Fisher also said he had the opportunity to work at UC Berkeley, but that UCSB was where he preferred to live and work.

“When I came to UCSB I had an offer from Berkeley which I was considering, but I wanted to be here, this is the place where I want to live and do science,” Fisher said. “My gratitude is to the people who have been here and are here, that enable people like me to pursue these creative endeavors.”
In regard to his research, Fisher said his study focuses the superconductor-insulator transition.

“If you take a metal, cool it down to very low temperatures, then put it into a magnetic field, as you increase the magnetic field strength there is what you call a phase transition from one phase, the superconducting phase, to another phase, the insulating phase,” Fisher said.

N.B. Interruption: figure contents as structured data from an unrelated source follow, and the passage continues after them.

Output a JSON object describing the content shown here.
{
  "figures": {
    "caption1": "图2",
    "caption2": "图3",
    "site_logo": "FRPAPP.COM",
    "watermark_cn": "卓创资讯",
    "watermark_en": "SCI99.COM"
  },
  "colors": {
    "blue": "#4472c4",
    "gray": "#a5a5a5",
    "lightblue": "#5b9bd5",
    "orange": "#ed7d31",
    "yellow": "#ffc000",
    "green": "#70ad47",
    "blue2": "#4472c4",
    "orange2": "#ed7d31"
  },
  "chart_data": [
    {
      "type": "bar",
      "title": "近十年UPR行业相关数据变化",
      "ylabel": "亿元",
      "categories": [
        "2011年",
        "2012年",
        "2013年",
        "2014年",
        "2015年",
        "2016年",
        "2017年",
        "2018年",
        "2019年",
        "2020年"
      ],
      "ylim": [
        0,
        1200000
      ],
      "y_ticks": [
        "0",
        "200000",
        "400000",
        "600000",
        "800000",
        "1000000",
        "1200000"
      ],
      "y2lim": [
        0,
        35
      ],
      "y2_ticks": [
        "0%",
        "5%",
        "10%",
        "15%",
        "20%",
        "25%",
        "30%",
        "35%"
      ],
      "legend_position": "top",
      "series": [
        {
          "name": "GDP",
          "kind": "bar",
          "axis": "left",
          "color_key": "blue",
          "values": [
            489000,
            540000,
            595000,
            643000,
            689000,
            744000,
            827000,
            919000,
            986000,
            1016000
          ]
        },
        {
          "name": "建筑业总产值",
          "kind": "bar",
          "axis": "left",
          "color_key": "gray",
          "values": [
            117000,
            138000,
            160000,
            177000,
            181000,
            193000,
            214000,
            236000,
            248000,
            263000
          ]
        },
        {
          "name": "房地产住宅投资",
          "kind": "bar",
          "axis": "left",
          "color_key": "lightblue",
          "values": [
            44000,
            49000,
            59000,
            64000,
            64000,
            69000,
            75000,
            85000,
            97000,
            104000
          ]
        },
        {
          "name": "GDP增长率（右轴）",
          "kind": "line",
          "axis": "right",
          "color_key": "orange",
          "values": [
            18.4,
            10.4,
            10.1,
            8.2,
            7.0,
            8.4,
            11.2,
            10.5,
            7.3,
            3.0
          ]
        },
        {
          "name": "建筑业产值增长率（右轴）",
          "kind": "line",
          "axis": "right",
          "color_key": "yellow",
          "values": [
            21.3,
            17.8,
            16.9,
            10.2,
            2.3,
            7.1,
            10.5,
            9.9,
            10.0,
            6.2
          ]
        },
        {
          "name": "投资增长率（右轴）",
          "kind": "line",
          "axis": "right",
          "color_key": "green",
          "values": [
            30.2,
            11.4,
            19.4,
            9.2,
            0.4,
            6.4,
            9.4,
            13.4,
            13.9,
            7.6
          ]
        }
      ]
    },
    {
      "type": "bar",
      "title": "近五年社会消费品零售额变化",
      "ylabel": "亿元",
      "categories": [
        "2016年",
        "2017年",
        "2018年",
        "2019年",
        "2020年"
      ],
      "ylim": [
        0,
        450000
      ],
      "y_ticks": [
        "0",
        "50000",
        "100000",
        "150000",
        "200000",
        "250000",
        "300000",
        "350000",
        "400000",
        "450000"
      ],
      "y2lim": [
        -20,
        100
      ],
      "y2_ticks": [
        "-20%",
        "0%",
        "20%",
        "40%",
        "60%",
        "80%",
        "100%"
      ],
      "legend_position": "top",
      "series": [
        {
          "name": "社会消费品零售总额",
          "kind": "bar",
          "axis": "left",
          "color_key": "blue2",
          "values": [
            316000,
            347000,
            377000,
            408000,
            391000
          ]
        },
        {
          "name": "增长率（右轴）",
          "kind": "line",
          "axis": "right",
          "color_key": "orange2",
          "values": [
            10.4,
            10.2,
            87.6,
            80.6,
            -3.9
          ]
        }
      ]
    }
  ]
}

According to Fisher, this paradigm for quantum phase transitions can reveal previously unknown workings of quantum mechanics.

“That transition is the superconductor insulator transition,” Fisher said. “Being at very low temperatures, it’s what we call a quantum phase transition, which essentially means that the behavior of that system when it’s perched right near that transition is dictated by the rules of quantum mechanics.”

Another recipient of the Buckley prize, University of Minnesota Professor Allen Goldman, said this particular quantum phase transition is important for future study in quantum phase transitions because of its simplicity.

“It’s the simplest example of a quantum phase transition,” Goldman said. “Quantum phase transitions are transitions that occur at absolute zero when you change the parameters of a system. This has sort of taken off and people now do experiments on much more complicated systems that exhibit quantum phase transitions in much more complicated ways.”

Goldman also said that the experiments that won the Oliver E. Buckley award transpired with the help of various graduate students who went on to become professors.

“One needs to give credit to grad students who work on this,” Goldman said. “I had a very superb group of students who knew what they were doing. They were really good collaborators, and they’re all professors at universities now.”

According to Goldman, Fisher led the way as the only theoretical physicist that has been able to explain the phenomena of superconductor-insulator phase transitions.

“Matthew Fisher was the theorist who actually led the way theoretically in explaining things,” Goldman said.

A version of the story appeared on page 5 of the Nov. 13, 2014 print issue of the Daily Nexus.